Я с удивлением обнаружил, что на передней части его куртки вышит олень — символ Видящих.
— Отправляйся тем же путем, каким мы сюда пришли, пожалуйста. Важно, чтобы ты это помнил.
Олух со значением кивнул.
— Важно. Да. Я помню. Я уже много времени знаю. Пройти сквозь красивую дверь; вернуться через красивую дверь. И только когда никто не смотрит.
— Хорошо, Олух. Прямо не знаю, что бы я без тебя делал. — В голосе принца я уловил удовлетворение и что-то еще.
Не снисходительность, но… Да, я понял. Гордость обладания. Он говорил с Олухом, как охотник со своим лучшим волкодавом. Когда дурачок ушел, я спросил:
— Ты сделал Олуха своим слугой? Открыто?
— Если мой дед мог сделать шутом тощего мальчишку-альбиноса, почему бы мне не взять на службу дурачка?
— Ты не позволяешь слугам над ним смеяться? — поморщившись, спросил я.
— Конечно, нет. Ты знаешь, что Олух неплохо поет? У него довольно странный голос, но он не фальшивит. Я не таскаю его за собой постоянно, но его видят рядом со мной и больше не решаются дразнить. К тому же я могу незаметно для всех обратиться к нему, и Олух вовремя оказывается там, где нужно. — Дьютифул кивнул, довольный собой. — Мне кажется, сейчас он стал счастливее. Олух научился получать удовольствие от горячей ванны и чистой одежды. И я дарю ему простые игрушки, которые его радуют. Только одно меня тревожит. Женщина, помогающая Олуху следить за собой, сказала мне, что знала лишь двоих таких, как он. Она утверждает, что люди вроде него долго не живут и что Олуху осталось совсем немного. Как ты думаешь, это правда?
— Понятия не имею, мой принц.
Я обратился к нему так, совершенно не подумав. Он ухмыльнулся.
— А как мне следует тебя называть? Благородный кузен? Лорд Фитц Чивэл?
— Том Баджерлок, — сумрачно поправил я.
— Конечно. И лорд Голден. Честно говоря, мне гораздо легче признать в тебе Фитца Чивэла, чем лорда Голдена в разноцветном костюме шута.

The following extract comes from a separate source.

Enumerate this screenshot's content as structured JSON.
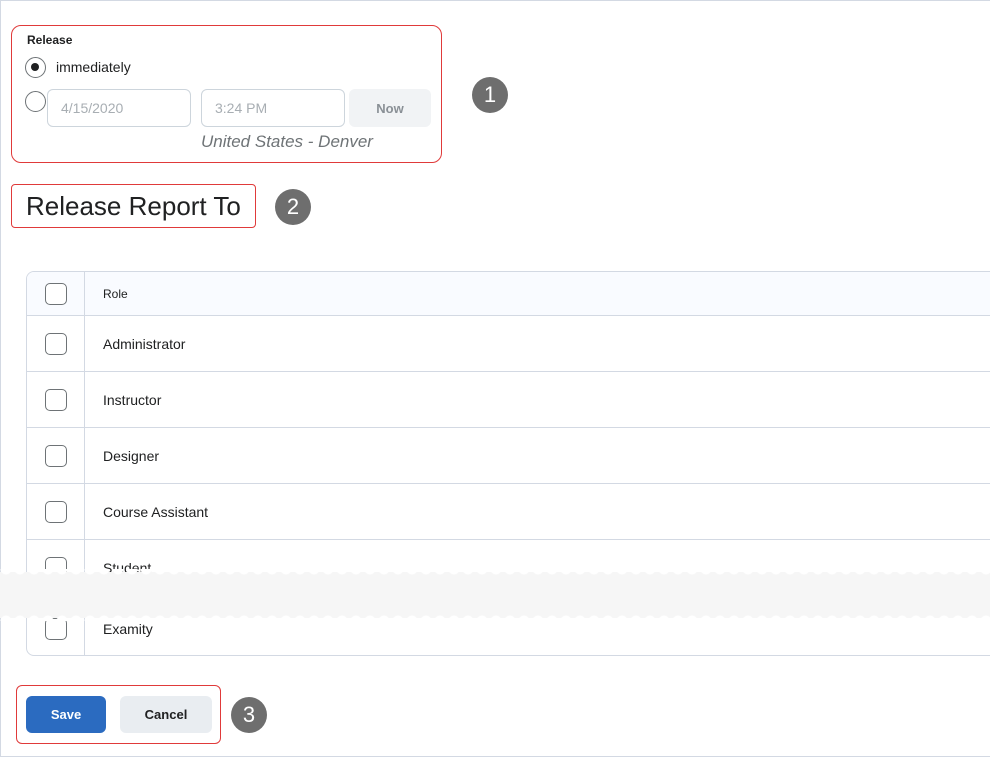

— С тех пор прошло много лет, — сказал я, стараясь скрыть охватившую меня печаль. — Когда королева решила поведать тебе все семейные тайны?
— В ту ночь, когда мы тебя исцелили. Она провела меня по потайным ходам в твою комнату, и мы всю ночь оставались рядом с тобой. Она говорила очень долго. Без шрамов ты стал похож на моего отца — так она сказала. Иногда, глядя тебе в глаза, я видел отца. Она не успела поведать мне твою историю за один раз. Мать провела со мной три долгих вечера. И все это время сидела возле твоей постели и держала тебя за руку, а меня посадила на пол. И больше никого не пускала в твою спальню.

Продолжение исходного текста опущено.